Intel Plans to Overhaul Chip Architecture
Carl Bialik from the WSJ writes "Intel is planning to announce an entirely new chip architecture later this month at the company's developer forum, the Wall Street Journal reports. The company isn't discussing details yet, but it's expected that Paul Otellini will discuss a 'technology foundation designed from scratch to improve energy efficiency and make it easier to add more than two processors.'"
Who wants to bet that the announcement includes a integrated memory controller? I wouldn't be suprised if they just licenced Opteron technology from AMD; it would be alot cheaper than developing their own.
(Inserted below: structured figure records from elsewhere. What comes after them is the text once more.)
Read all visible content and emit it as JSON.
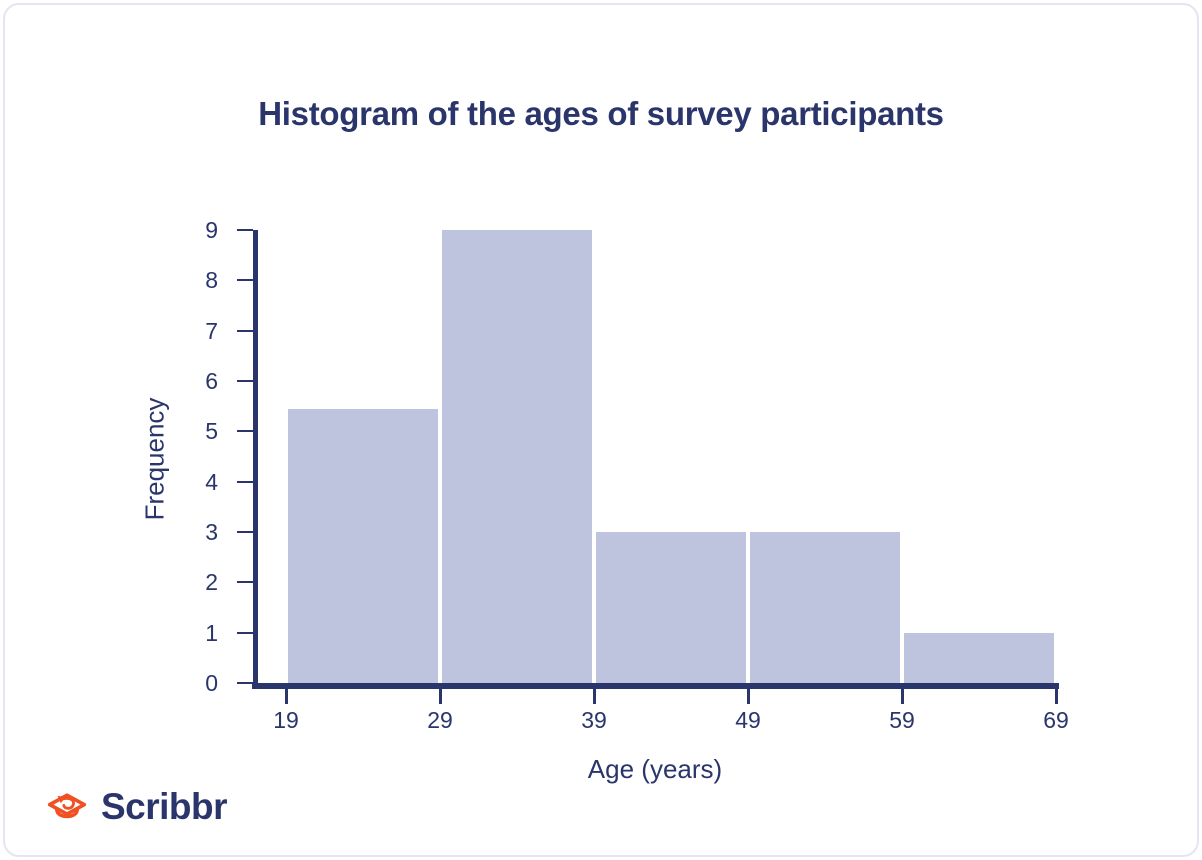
{
  "chart_data": {
    "type": "bar",
    "subtype": "histogram",
    "title": "Histogram of the ages of survey participants",
    "xlabel": "Age (years)",
    "ylabel": "Frequency",
    "bin_edges": [
      19,
      29,
      39,
      49,
      59,
      69
    ],
    "series": [
      {
        "name": "Frequency",
        "values": [
          5.45,
          9,
          3,
          3,
          1
        ]
      }
    ],
    "x_tick_labels": [
      "19",
      "29",
      "39",
      "49",
      "59",
      "69"
    ],
    "y_tick_labels": [
      "0",
      "1",
      "2",
      "3",
      "4",
      "5",
      "6",
      "7",
      "8",
      "9"
    ],
    "xlim": [
      19,
      69
    ],
    "ylim": [
      0,
      9
    ],
    "grid": false,
    "legend": false,
    "colors": {
      "bar_fill": "#bec3de",
      "axis": "#2a356b",
      "text": "#2a356b"
    }
  },
  "branding": {
    "logo_text": "Scribbr",
    "logo_icon": "graduation-cap-arrow-icon",
    "logo_icon_color": "#f05123",
    "logo_text_color": "#2a356b"
  }
}
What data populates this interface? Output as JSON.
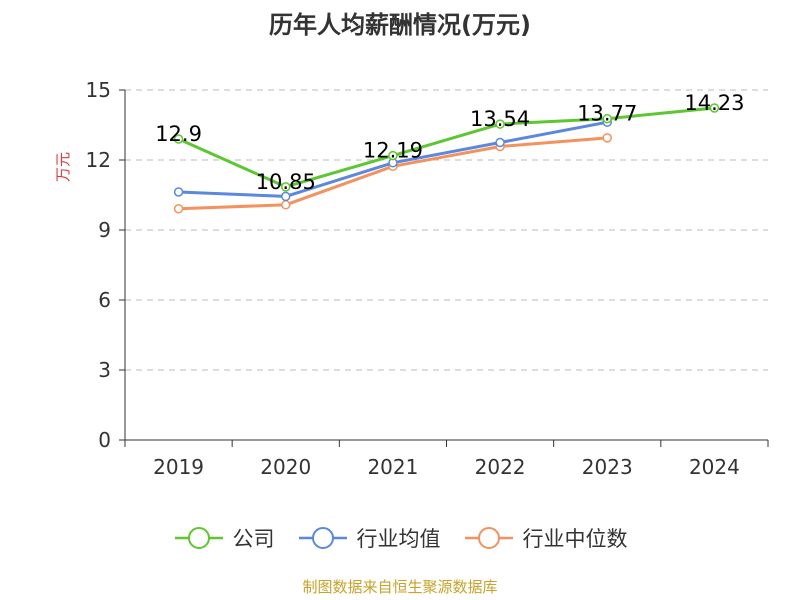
{
  "title": "历年人均薪酬情况(万元)",
  "source": "制图数据来自恒生聚源数据库",
  "colors": {
    "axis": "#333333",
    "grid": "#bbbbbb",
    "ylabel": "#e03a3a"
  },
  "chart_data": {
    "type": "line",
    "title": "历年人均薪酬情况(万元)",
    "xlabel": "",
    "ylabel": "万元",
    "categories": [
      "2019",
      "2020",
      "2021",
      "2022",
      "2023",
      "2024"
    ],
    "ylim": [
      0,
      15
    ],
    "yticks": [
      0,
      3,
      6,
      9,
      12,
      15
    ],
    "grid": "horizontal dashed",
    "legend": "bottom",
    "series": [
      {
        "name": "公司",
        "color": "#5cc72f",
        "values": [
          12.9,
          10.85,
          12.19,
          13.54,
          13.77,
          14.23
        ],
        "labels": [
          "12.9",
          "10.85",
          "12.19",
          "13.54",
          "13.77",
          "14.23"
        ]
      },
      {
        "name": "行业均值",
        "color": "#5b87de",
        "values": [
          10.63,
          10.44,
          11.88,
          12.75,
          13.62,
          null
        ]
      },
      {
        "name": "行业中位数",
        "color": "#f4925e",
        "values": [
          9.91,
          10.08,
          11.73,
          12.58,
          12.95,
          null
        ]
      }
    ]
  }
}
Although, they could always just outright steal it.
Bugs are just features that have been fixed.
As we all know, the Pentium 4 is a pretty goofy, shlocky design. The Pentium M is good, but it's essentially a Pentium Pro. That's 10 years old.
Intle NEEDS to prove that they can still make a good x86 chip from "scratch".
One has to wonder if Apple had any 'insight' to these plans when they signed the deal.
Actually, it is pretty likely that Apple was given a full roadmap and a few engineers to explain the whole thing while in in discussions and under NDA. The real questions are did this have anything to do with Apple's decision, is this in response to the deal with Apple, or is this just coincidental.
The article seems to pretend that the Israeli design teams low power Pentium M doesn't exist. It says the last major design change was the Pentium 4 (which was prior to the Pentium M), and doesn't mention that current and (already announced) future Pentium M based designs match the description given.
Though they may not want to admit it, Intel knows they've lost the 64-bit format war for desktops at least.
So probably what the are working on is a next gen x86 architecture. Those don't come out too often, usually the design one and just modify it for a number of years. It sounds like they are going to start using modifiations on their Pentium M for desktops, which is cool since it is efficient both thermally and in terms of what it does per clock, but there's a limited life to it and they know it. The Pentium M is something of a throwback to the P3, which itself is really based on the Ppro design.
So my guess is Intel figures it's time to unviel a new design for a core, but on x86 architecture.